After making these modifications, the Reports Server must be stopped and restarted (using Oracle Enterprise Manager).
If Oracle Forms Services is configured to run in Single Sign-On mode, then report requests are sent with the authid provided, based on the Single Sign-On user login.
Protected reports and Reports Servers can be registered in Oracle Portal.
Table 17-2 lists the possible Forms/Reports combinations and expected results:
Table 17-2 Outcome of Forms/ Reports Integration when Forms is running in SSO Mode or Non-SSO Mode
| Report Type | Registered, Secure Reports Server (runs only registered reports) | Registered, Secure Reports Server (runs any reports) | Non-Secure Reports Server |
|---|---|---|---|
|
Reports with public access |
report generated |
report generated |
report generated |
|
Reports with specific user access |
report generated |
report generated |
report generated |
|
Reports with no specific user access |
report not generated |
report not generated |
report generated |
|
Non-registered reports |
report not generated |
report not generated |
As discussed above, a large number of applications use Oracle Reports in a non-secure mode with Oracle Forms Services. In this mode, the end user need not provide an AUTHID to run a report from Oracle Forms Services; the URL command needs to include only JOBID and the Reports Server name.

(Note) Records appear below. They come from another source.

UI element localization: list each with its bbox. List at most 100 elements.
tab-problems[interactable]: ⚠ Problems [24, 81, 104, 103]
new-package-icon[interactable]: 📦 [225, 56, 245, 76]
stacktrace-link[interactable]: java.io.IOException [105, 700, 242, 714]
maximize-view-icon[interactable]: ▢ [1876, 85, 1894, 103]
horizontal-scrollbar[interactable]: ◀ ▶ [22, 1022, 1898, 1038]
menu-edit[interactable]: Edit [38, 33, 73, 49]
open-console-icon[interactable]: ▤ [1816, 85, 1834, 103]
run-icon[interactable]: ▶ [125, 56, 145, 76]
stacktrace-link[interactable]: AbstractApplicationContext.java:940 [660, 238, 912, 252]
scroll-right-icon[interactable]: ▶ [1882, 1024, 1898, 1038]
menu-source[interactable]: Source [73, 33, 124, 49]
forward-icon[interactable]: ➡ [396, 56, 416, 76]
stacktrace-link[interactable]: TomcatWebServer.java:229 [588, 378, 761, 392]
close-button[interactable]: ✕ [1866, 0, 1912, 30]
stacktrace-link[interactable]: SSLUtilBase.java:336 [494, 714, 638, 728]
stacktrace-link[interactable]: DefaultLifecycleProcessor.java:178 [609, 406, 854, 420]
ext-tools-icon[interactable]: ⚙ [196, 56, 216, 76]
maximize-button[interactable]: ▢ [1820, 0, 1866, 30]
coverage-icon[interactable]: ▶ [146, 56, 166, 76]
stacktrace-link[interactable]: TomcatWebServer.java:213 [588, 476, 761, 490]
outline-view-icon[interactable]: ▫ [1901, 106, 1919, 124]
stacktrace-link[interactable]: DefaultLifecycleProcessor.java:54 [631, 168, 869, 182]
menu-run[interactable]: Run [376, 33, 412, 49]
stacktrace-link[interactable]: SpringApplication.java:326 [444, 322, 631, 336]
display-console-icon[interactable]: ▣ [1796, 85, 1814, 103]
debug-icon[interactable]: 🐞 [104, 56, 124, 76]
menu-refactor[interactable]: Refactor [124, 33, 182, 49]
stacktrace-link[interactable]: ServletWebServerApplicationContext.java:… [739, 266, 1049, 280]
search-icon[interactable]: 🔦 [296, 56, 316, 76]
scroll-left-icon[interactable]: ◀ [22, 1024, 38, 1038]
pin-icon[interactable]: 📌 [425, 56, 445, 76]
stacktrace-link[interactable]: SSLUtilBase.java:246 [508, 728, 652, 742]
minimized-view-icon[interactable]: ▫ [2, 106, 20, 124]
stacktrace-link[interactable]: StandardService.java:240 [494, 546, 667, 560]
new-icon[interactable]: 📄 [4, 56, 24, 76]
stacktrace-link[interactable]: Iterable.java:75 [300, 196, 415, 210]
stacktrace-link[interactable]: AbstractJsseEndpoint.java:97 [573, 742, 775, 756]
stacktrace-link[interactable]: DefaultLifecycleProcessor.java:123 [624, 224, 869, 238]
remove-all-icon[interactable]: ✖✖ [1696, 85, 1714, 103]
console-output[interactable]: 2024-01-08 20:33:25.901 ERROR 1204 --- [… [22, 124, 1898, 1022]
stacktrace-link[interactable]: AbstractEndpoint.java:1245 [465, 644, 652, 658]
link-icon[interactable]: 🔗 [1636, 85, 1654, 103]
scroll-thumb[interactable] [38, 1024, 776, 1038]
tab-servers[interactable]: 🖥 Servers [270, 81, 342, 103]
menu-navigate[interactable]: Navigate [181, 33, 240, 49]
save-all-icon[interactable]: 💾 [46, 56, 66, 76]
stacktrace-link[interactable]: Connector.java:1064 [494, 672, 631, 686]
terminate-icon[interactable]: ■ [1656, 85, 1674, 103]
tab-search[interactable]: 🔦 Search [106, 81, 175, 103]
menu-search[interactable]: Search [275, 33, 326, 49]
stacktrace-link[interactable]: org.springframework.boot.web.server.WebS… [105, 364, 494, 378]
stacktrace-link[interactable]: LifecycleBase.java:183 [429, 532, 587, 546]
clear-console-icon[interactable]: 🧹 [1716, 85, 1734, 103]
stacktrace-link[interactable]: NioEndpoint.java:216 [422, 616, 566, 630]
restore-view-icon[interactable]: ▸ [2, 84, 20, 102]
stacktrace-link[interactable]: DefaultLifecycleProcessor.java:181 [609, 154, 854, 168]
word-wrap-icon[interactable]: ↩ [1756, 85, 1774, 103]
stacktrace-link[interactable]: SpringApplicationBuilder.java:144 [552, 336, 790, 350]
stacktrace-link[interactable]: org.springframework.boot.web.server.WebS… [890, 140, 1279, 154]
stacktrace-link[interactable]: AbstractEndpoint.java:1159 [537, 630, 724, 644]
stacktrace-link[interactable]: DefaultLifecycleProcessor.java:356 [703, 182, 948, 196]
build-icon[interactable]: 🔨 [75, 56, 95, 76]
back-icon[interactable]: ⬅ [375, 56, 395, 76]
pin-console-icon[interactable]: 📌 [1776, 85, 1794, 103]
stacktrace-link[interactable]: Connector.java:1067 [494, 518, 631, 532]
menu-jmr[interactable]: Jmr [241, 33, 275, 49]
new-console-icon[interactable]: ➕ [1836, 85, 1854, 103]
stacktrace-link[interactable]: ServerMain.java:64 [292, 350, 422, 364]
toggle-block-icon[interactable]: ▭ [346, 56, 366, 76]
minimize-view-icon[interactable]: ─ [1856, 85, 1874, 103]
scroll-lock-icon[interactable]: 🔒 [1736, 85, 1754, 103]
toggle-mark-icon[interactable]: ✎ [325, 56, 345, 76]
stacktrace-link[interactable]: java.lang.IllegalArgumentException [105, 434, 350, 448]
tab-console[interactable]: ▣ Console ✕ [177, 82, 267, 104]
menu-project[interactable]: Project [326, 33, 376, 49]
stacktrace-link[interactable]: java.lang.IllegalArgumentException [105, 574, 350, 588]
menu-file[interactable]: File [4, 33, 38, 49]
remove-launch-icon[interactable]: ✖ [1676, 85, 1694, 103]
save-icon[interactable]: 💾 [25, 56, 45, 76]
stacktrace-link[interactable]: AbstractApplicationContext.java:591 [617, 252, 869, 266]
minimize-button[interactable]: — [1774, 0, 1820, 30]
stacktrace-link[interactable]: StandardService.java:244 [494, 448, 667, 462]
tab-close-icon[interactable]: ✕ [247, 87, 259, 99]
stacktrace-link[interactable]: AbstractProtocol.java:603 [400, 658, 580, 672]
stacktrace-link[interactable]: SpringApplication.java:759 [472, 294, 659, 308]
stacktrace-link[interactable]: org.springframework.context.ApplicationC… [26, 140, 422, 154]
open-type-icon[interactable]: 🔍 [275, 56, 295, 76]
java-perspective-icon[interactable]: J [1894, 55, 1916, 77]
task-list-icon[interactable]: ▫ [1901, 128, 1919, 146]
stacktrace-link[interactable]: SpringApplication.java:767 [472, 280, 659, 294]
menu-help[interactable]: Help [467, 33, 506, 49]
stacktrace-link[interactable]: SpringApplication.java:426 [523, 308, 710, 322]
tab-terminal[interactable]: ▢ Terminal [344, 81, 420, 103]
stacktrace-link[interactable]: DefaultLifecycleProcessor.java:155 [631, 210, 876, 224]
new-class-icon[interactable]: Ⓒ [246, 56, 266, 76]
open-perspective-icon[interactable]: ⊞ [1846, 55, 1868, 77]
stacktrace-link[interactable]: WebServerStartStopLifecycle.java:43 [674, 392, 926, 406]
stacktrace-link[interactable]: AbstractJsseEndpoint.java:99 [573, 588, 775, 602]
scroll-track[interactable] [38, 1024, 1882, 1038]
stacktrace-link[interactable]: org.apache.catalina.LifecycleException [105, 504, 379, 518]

If unauthorized or malicious users discover the job ID, they can view the job output using GETJOBID through rwservlet to obtain job output that belongs to another user. Prior to 11g Release 1 (11.1.1), Oracle Reports generated sequential job IDs, making it easy to predict the job ID. With 11g Release 1 (11.1.1), Oracle Reports allows the users to generate random and non-sequential job IDs to make it impossible to predict the job ID for a particular job. For more information, see Section 18.8.2, "Generating Random and Non-Sequential Job IDs".
Additionally, 11g Release 1 (11.1.1) provides support for database authentication using proxy users:
Additional security through control of Oracle Forms Services connections based on users and roles.
Scalability, through reuse of a single database connection.